20 November 2016 "13th"

As a sophomore in college, I took my first gender studies class. Because I was simultaneously taking a Sociology of Sexuality course, I was very attune to issues involving masculinity, and to the idea of intersectionality between race, class, and gender.

It was during this semester that the Freddie Gray murder occurred. The most I remember about this was the resulting riots that I watched on TV, the requirement by Loyola that we students stay safe on campus in our dorms, and the heated discussions that ensued in my gender studies class whenever the topic of Freddie Gray and the riots came up. I remember feeling a sense of confusion, of separation from the issue entirely, and a sense of frustration at the people who simply cried  “race!” as if that explained the problem entirely. I specifically remember arguing that socioeconomic status has more to do with police targeting than does race; I think I even brought up the example of a black man walking down the street in a suit, as if that proved anything.

There’s something important that you should know about me before I go any further—I’m a quarter black. And what this means is that I have one black grandparent, three white grandparents, one white mother, and one half black, half white dad. The rest of my family members are a mishmash of racial percentages, and depending on which side you examine, a mishmash of skin tones, cultural experiences, and awareness of inequality. I’ve always grown up in a weird, middle ground of racial awareness—the way I look lends almost no clues to my race, and so people tend to place me wherever it’s convenient for them. This is both a gift and a curse—it allows me to fly under the radar, but it also places my identity at the hands of the people I’m with.

I think this was my problem sophomore year. I was in a predominantly white school, having just come off 12 years of education at predominantly white private Catholic schooling, and had no reason to feel attached to a black man I had never met. All my friends (white) agreed with me that there is more to police brutality than race, and nothing in my life had ever forced me to challenge these beliefs. Over a few years, a few more classes, and a semester studying abroad in South Africa, where race is even more poignant in everyday conversations, I’ve learned a few more things, and become more educated about the importance of race in debates about police brutality and the Black Lives Matter movement. But I still placed myself in a sort of outside territory about the movement in general. That is, until I watched a documentary called 13th.

In short, the documentary covers systematic racial inequality through the lenses of economics and politics. More specifically, it covers the pattern of incarceration, and examines the recent BLM movement that emerged out of a clear-cut problem of racially based police brutality. It provides a striking parallel between the system of inequality today, and that during the time of Jim Crow laws, segregation, and overall brutality between citizens who were white and citizens of color.
Because of the way I look, I’ve never really had to face the negative implications of being black the way some members of my family have. I’ve never really had to understand what it means to face systemic racism that some people claim doesn’t even exist anymore. Sure, I’ve imagined what it must be like for some of my cousins, and my dad throughout my life has made it very clear what it was like for my grandfather as he grew up in times of lynching and segregation. But I’ve never felt a personal tug towards the BLM movement, any more than as a person of humanity who is obligated to stand up for the rights of others.

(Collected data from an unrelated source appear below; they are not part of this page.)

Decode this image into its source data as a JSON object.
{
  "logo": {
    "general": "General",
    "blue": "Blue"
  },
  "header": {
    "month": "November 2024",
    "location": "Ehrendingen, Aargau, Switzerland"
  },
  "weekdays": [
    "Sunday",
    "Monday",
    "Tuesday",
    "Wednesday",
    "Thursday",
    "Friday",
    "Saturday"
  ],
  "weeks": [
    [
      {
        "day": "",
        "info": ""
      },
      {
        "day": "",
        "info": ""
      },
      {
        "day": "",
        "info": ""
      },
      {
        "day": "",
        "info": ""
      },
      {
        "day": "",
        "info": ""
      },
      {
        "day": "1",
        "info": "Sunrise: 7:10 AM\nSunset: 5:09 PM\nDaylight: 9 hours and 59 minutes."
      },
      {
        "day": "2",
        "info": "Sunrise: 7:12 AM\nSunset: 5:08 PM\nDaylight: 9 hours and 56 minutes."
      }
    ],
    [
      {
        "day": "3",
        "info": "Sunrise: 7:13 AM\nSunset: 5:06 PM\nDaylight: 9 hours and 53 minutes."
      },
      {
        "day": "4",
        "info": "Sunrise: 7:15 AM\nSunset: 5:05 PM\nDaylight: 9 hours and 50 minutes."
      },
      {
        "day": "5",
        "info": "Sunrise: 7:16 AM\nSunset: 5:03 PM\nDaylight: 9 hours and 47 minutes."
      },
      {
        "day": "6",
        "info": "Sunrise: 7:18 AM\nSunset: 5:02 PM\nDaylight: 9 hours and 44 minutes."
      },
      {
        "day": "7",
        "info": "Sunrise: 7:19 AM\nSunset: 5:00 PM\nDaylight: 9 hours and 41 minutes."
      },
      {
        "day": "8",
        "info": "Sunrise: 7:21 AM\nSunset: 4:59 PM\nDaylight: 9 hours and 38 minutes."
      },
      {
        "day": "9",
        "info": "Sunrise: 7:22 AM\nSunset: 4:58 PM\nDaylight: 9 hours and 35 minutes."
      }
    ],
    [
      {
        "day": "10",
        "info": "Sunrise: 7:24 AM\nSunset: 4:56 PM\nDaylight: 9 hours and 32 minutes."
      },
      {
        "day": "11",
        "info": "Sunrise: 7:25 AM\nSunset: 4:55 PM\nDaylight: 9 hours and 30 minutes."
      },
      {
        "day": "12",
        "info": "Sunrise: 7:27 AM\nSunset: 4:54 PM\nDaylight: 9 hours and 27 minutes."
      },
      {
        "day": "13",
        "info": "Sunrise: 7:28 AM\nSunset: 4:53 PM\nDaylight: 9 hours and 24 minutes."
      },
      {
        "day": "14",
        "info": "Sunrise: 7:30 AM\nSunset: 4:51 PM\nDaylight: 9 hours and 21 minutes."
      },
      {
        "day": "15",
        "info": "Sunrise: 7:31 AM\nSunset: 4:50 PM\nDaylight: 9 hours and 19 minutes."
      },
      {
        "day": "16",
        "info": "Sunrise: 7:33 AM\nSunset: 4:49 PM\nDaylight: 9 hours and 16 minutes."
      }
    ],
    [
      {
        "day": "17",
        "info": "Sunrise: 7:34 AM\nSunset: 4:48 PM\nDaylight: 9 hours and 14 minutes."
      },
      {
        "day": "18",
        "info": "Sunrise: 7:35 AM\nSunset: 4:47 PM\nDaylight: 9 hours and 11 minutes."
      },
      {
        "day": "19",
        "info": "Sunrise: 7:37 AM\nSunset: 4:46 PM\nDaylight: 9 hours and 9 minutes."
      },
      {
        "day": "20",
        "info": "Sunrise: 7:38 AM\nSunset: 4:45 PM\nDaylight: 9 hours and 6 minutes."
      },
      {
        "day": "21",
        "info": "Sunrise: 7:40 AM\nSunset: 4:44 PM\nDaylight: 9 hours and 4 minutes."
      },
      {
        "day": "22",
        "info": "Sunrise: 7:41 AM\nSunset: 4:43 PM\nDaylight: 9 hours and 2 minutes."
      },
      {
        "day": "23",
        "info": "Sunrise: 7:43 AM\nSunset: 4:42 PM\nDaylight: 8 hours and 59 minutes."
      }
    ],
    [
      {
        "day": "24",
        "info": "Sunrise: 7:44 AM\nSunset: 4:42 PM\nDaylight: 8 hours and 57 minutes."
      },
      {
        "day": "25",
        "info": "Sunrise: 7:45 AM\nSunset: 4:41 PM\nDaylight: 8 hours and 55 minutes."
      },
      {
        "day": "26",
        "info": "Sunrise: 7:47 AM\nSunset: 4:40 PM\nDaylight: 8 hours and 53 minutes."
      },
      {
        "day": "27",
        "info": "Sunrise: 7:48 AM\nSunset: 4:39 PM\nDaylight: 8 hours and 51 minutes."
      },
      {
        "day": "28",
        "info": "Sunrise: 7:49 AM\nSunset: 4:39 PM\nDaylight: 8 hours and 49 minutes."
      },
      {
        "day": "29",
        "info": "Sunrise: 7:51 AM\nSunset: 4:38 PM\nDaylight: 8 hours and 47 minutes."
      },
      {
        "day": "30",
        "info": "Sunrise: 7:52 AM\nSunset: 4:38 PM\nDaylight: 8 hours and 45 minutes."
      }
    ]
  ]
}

But this documentary tugged at a part of me that I still can’t really identify. For the first time, I really understood the implications of race, and how these implications have been affecting people just like me for centuries. I fear for my family, I fear for my friends, but for the first time, I also fear for myself. The motivation behind this feeling is selfish, and I’m sorry to admit that it took a fear for myself for me to finally realize the call to action that the BLM movement has always cried out for. For the first time, I saw pictures and video that didn’t feel so far away from my own experience anymore. For the first time, I recognized that this experience isn’t far from my world, it’s happening all around me. And for the first time I realized that I am not as far from this movement and its causes as I thought. Systemic racism has forced its ugly presence on people a lot less black than me. And this thought is absolutely terrifying.

The documentary ends in a way that is extremely powerful, and extremely effective in drawing on its overall themes and presenting its overall message. It features a montage of clips from Trump rallies and from the Jim Crow era—placed over this is a voiceover of Trump saying things that pair eerily well with the mindset of racists in the 1960s. It made his comments all the more threatening and all the more supportive of white supremacy. It also really opened my eyes to the implications of a world in which Trump supporters may openly desire to return the U.S. to a time we have no real business returning to at all.

I guess the point of writing this response is a bit for my own sake. In a way, it’s the acceptance of a realization that I should’ve come to terms with much sooner. But more than that, it’s an important pairing of my own unique experience with that of a movement that is so much bigger than just me. It’s the recognition that regardless of differences in experience, we all really aren’t so different after all.